Он с удивлением смотрел на измученное лицо Разумовского.
- По-моему, тема финала могла бы послужить для балета. Очень похожая фраза есть в прелестном старинном гросфатере. - Дюпор вполголоса пропел тему радости и пропел так, что в самом деле вышло похоже на гросфатер. - Чудесная фраза!

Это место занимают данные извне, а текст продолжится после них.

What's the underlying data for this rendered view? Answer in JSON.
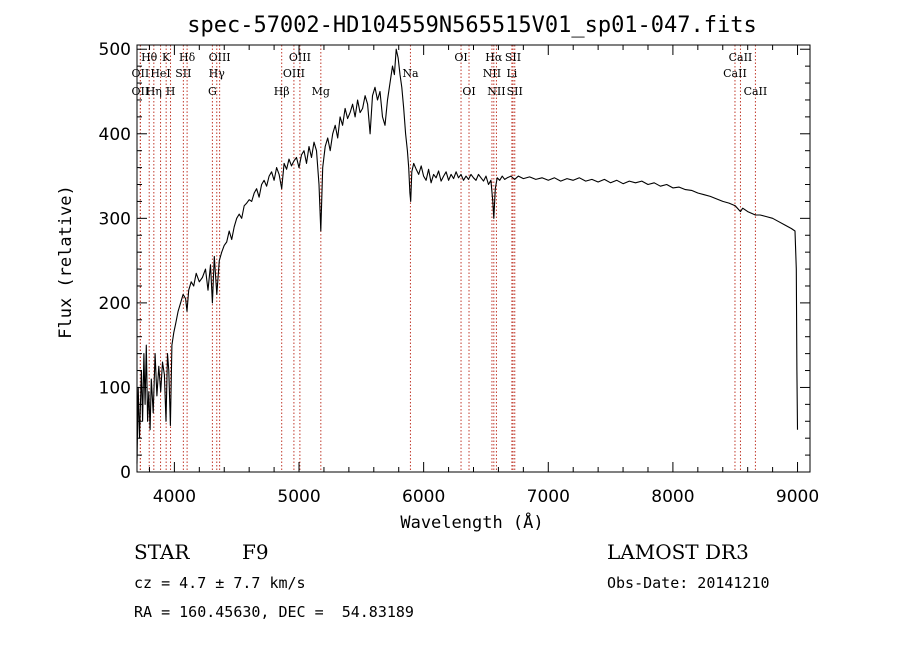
{
  "info": {
    "object_class": "STAR",
    "subclass": "F9",
    "survey": "LAMOST DR3",
    "cz": "cz = 4.7 ± 7.7 km/s",
    "obs_date": "Obs-Date: 20141210",
    "coords": "RA = 160.45630, DEC =  54.83189"
  },
  "chart_data": {
    "type": "line",
    "title": "spec-57002-HD104559N565515V01_sp01-047.fits",
    "xlabel": "Wavelength (Å)",
    "ylabel": "Flux (relative)",
    "xlim": [
      3700,
      9100
    ],
    "ylim": [
      0,
      505
    ],
    "xticks": [
      4000,
      5000,
      6000,
      7000,
      8000,
      9000
    ],
    "yticks": [
      0,
      100,
      200,
      300,
      400,
      500
    ],
    "minor_xtick_step": 200,
    "minor_ytick_step": 20,
    "series": [
      {
        "color": "#000000",
        "points": [
          [
            3700,
            10
          ],
          [
            3710,
            100
          ],
          [
            3720,
            40
          ],
          [
            3735,
            120
          ],
          [
            3745,
            60
          ],
          [
            3755,
            140
          ],
          [
            3765,
            80
          ],
          [
            3775,
            150
          ],
          [
            3785,
            60
          ],
          [
            3795,
            95
          ],
          [
            3805,
            50
          ],
          [
            3815,
            110
          ],
          [
            3830,
            70
          ],
          [
            3845,
            140
          ],
          [
            3860,
            90
          ],
          [
            3875,
            125
          ],
          [
            3890,
            95
          ],
          [
            3905,
            130
          ],
          [
            3920,
            115
          ],
          [
            3933,
            60
          ],
          [
            3945,
            140
          ],
          [
            3955,
            120
          ],
          [
            3968,
            55
          ],
          [
            3980,
            150
          ],
          [
            3995,
            165
          ],
          [
            4010,
            175
          ],
          [
            4030,
            190
          ],
          [
            4050,
            200
          ],
          [
            4070,
            210
          ],
          [
            4090,
            205
          ],
          [
            4101,
            190
          ],
          [
            4115,
            215
          ],
          [
            4135,
            225
          ],
          [
            4155,
            220
          ],
          [
            4175,
            235
          ],
          [
            4200,
            225
          ],
          [
            4225,
            230
          ],
          [
            4250,
            240
          ],
          [
            4270,
            215
          ],
          [
            4290,
            245
          ],
          [
            4305,
            200
          ],
          [
            4320,
            255
          ],
          [
            4340,
            210
          ],
          [
            4360,
            250
          ],
          [
            4380,
            260
          ],
          [
            4400,
            268
          ],
          [
            4420,
            272
          ],
          [
            4440,
            285
          ],
          [
            4460,
            275
          ],
          [
            4480,
            290
          ],
          [
            4500,
            300
          ],
          [
            4520,
            305
          ],
          [
            4540,
            300
          ],
          [
            4560,
            315
          ],
          [
            4580,
            318
          ],
          [
            4600,
            322
          ],
          [
            4620,
            320
          ],
          [
            4640,
            330
          ],
          [
            4660,
            335
          ],
          [
            4680,
            325
          ],
          [
            4700,
            340
          ],
          [
            4720,
            345
          ],
          [
            4740,
            338
          ],
          [
            4760,
            350
          ],
          [
            4780,
            355
          ],
          [
            4800,
            345
          ],
          [
            4820,
            360
          ],
          [
            4840,
            352
          ],
          [
            4861,
            335
          ],
          [
            4880,
            365
          ],
          [
            4900,
            358
          ],
          [
            4920,
            370
          ],
          [
            4940,
            362
          ],
          [
            4960,
            368
          ],
          [
            4980,
            372
          ],
          [
            5000,
            360
          ],
          [
            5020,
            375
          ],
          [
            5040,
            380
          ],
          [
            5060,
            365
          ],
          [
            5080,
            385
          ],
          [
            5100,
            372
          ],
          [
            5120,
            390
          ],
          [
            5140,
            380
          ],
          [
            5160,
            340
          ],
          [
            5175,
            285
          ],
          [
            5190,
            360
          ],
          [
            5210,
            385
          ],
          [
            5230,
            395
          ],
          [
            5250,
            380
          ],
          [
            5270,
            400
          ],
          [
            5290,
            410
          ],
          [
            5310,
            395
          ],
          [
            5330,
            420
          ],
          [
            5350,
            410
          ],
          [
            5370,
            430
          ],
          [
            5390,
            418
          ],
          [
            5410,
            425
          ],
          [
            5430,
            435
          ],
          [
            5450,
            420
          ],
          [
            5470,
            440
          ],
          [
            5490,
            425
          ],
          [
            5510,
            430
          ],
          [
            5530,
            445
          ],
          [
            5550,
            435
          ],
          [
            5570,
            400
          ],
          [
            5590,
            445
          ],
          [
            5610,
            455
          ],
          [
            5630,
            440
          ],
          [
            5650,
            450
          ],
          [
            5670,
            420
          ],
          [
            5690,
            410
          ],
          [
            5710,
            440
          ],
          [
            5730,
            460
          ],
          [
            5750,
            480
          ],
          [
            5765,
            470
          ],
          [
            5780,
            500
          ],
          [
            5795,
            490
          ],
          [
            5810,
            470
          ],
          [
            5825,
            455
          ],
          [
            5840,
            430
          ],
          [
            5855,
            400
          ],
          [
            5870,
            380
          ],
          [
            5880,
            360
          ],
          [
            5890,
            330
          ],
          [
            5896,
            320
          ],
          [
            5905,
            355
          ],
          [
            5920,
            365
          ],
          [
            5940,
            358
          ],
          [
            5960,
            352
          ],
          [
            5980,
            362
          ],
          [
            6000,
            350
          ],
          [
            6020,
            345
          ],
          [
            6040,
            358
          ],
          [
            6060,
            342
          ],
          [
            6080,
            352
          ],
          [
            6100,
            348
          ],
          [
            6120,
            356
          ],
          [
            6140,
            344
          ],
          [
            6160,
            350
          ],
          [
            6180,
            355
          ],
          [
            6200,
            345
          ],
          [
            6220,
            352
          ],
          [
            6240,
            347
          ],
          [
            6260,
            355
          ],
          [
            6280,
            348
          ],
          [
            6300,
            352
          ],
          [
            6320,
            345
          ],
          [
            6340,
            350
          ],
          [
            6360,
            346
          ],
          [
            6380,
            352
          ],
          [
            6400,
            348
          ],
          [
            6420,
            345
          ],
          [
            6440,
            352
          ],
          [
            6460,
            348
          ],
          [
            6480,
            344
          ],
          [
            6500,
            350
          ],
          [
            6520,
            340
          ],
          [
            6540,
            345
          ],
          [
            6555,
            320
          ],
          [
            6563,
            300
          ],
          [
            6575,
            335
          ],
          [
            6590,
            348
          ],
          [
            6610,
            345
          ],
          [
            6630,
            350
          ],
          [
            6650,
            346
          ],
          [
            6670,
            348
          ],
          [
            6700,
            350
          ],
          [
            6730,
            346
          ],
          [
            6760,
            350
          ],
          [
            6800,
            347
          ],
          [
            6850,
            349
          ],
          [
            6900,
            346
          ],
          [
            6950,
            348
          ],
          [
            7000,
            345
          ],
          [
            7050,
            348
          ],
          [
            7100,
            344
          ],
          [
            7150,
            347
          ],
          [
            7200,
            345
          ],
          [
            7250,
            348
          ],
          [
            7300,
            344
          ],
          [
            7350,
            346
          ],
          [
            7400,
            343
          ],
          [
            7450,
            346
          ],
          [
            7500,
            342
          ],
          [
            7550,
            345
          ],
          [
            7600,
            341
          ],
          [
            7650,
            344
          ],
          [
            7700,
            342
          ],
          [
            7750,
            344
          ],
          [
            7800,
            340
          ],
          [
            7850,
            342
          ],
          [
            7900,
            338
          ],
          [
            7950,
            340
          ],
          [
            8000,
            336
          ],
          [
            8050,
            337
          ],
          [
            8100,
            334
          ],
          [
            8150,
            333
          ],
          [
            8200,
            330
          ],
          [
            8250,
            328
          ],
          [
            8300,
            326
          ],
          [
            8350,
            323
          ],
          [
            8400,
            320
          ],
          [
            8450,
            318
          ],
          [
            8500,
            315
          ],
          [
            8542,
            308
          ],
          [
            8560,
            312
          ],
          [
            8600,
            308
          ],
          [
            8662,
            304
          ],
          [
            8700,
            304
          ],
          [
            8750,
            302
          ],
          [
            8800,
            300
          ],
          [
            8850,
            296
          ],
          [
            8900,
            292
          ],
          [
            8950,
            288
          ],
          [
            8980,
            285
          ],
          [
            8990,
            240
          ],
          [
            8995,
            120
          ],
          [
            9000,
            50
          ]
        ]
      }
    ],
    "annotations": [
      {
        "label": "Hθ",
        "x": 3798,
        "row": 0
      },
      {
        "label": "OII",
        "x": 3727,
        "row": 1
      },
      {
        "label": "OII",
        "x": 3727,
        "row": 2
      },
      {
        "label": "Hη",
        "x": 3835,
        "row": 2
      },
      {
        "label": "HeI",
        "x": 3889,
        "row": 1
      },
      {
        "label": "K",
        "x": 3934,
        "row": 0
      },
      {
        "label": "H",
        "x": 3969,
        "row": 2
      },
      {
        "label": "SII",
        "x": 4072,
        "row": 1
      },
      {
        "label": "Hδ",
        "x": 4102,
        "row": 0
      },
      {
        "label": "OIII",
        "x": 4363,
        "row": 0
      },
      {
        "label": "Hγ",
        "x": 4340,
        "row": 1
      },
      {
        "label": "G",
        "x": 4305,
        "row": 2
      },
      {
        "label": "Hβ",
        "x": 4861,
        "row": 2
      },
      {
        "label": "OIII",
        "x": 5007,
        "row": 0
      },
      {
        "label": "OIII",
        "x": 4959,
        "row": 1
      },
      {
        "label": "Mg",
        "x": 5175,
        "row": 2
      },
      {
        "label": "Na",
        "x": 5894,
        "row": 1
      },
      {
        "label": "OI",
        "x": 6300,
        "row": 0
      },
      {
        "label": "OI",
        "x": 6364,
        "row": 2
      },
      {
        "label": "Hα",
        "x": 6563,
        "row": 0
      },
      {
        "label": "SII",
        "x": 6717,
        "row": 0
      },
      {
        "label": "NII",
        "x": 6548,
        "row": 1
      },
      {
        "label": "Li",
        "x": 6708,
        "row": 1
      },
      {
        "label": "NII",
        "x": 6584,
        "row": 2
      },
      {
        "label": "SII",
        "x": 6731,
        "row": 2
      },
      {
        "label": "CaII",
        "x": 8542,
        "row": 0
      },
      {
        "label": "CaII",
        "x": 8498,
        "row": 1
      },
      {
        "label": "CaII",
        "x": 8662,
        "row": 2
      }
    ],
    "grid": false,
    "legend": "none"
  }
}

- За радостью я обращусь к «Севильскому цирюльнику», - сказал не сразу Разумовский. Он встал и снова сел. - Подождем, пока схлынет толпа в коридоре, - рассеянно сказал он, видимо, погруженный в свои мысли.

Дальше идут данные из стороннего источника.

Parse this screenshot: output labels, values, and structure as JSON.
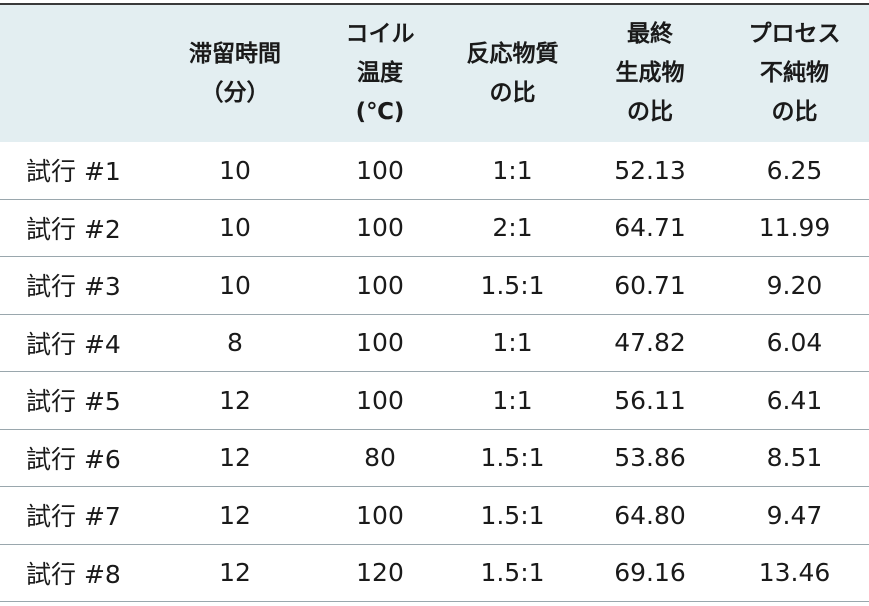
{
  "table": {
    "header": [
      "",
      "滞留時間\n（分）",
      "コイル\n温度\n(℃)",
      "反応物質\nの比",
      "最終\n生成物\nの比",
      "プロセス\n不純物\nの比"
    ],
    "rows": [
      [
        "試行 #1",
        "10",
        "100",
        "1:1",
        "52.13",
        "6.25"
      ],
      [
        "試行 #2",
        "10",
        "100",
        "2:1",
        "64.71",
        "11.99"
      ],
      [
        "試行 #3",
        "10",
        "100",
        "1.5:1",
        "60.71",
        "9.20"
      ],
      [
        "試行 #4",
        "8",
        "100",
        "1:1",
        "47.82",
        "6.04"
      ],
      [
        "試行 #5",
        "12",
        "100",
        "1:1",
        "56.11",
        "6.41"
      ],
      [
        "試行 #6",
        "12",
        "80",
        "1.5:1",
        "53.86",
        "8.51"
      ],
      [
        "試行 #7",
        "12",
        "100",
        "1.5:1",
        "64.80",
        "9.47"
      ],
      [
        "試行 #8",
        "12",
        "120",
        "1.5:1",
        "69.16",
        "13.46"
      ]
    ]
  }
}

- Знатоки говорят, что в симфонии нарушены все законы музыки... Вы этого не думаете, князь?
- Нет, я этого не думаю... А если и нарушены, то беспокоиться нам нечего: значит, он создал новые, - ответил Андрей Кириллович. Он чувствовал потребность высказать свои мысли о симфонии, но Дюпор был явно неподходящим слушателем.
- Так вы говорите, это радость? - сказал Разумовский. - Не знаю. Ничего мрачнее и страшнее, чем первые две части этой симфонии, я отроду не слышал... Вторая часть вдобавок издевательская... Это - торжество зла, преступление, злодеяние, что хотите, только не радость! Нет, это дьявольская музыка!
- Почему дьявольская? - недоверчиво спросил Дюпор. - Ведь, кажется, по замыслу, радость приходит потом, так по крайней мере...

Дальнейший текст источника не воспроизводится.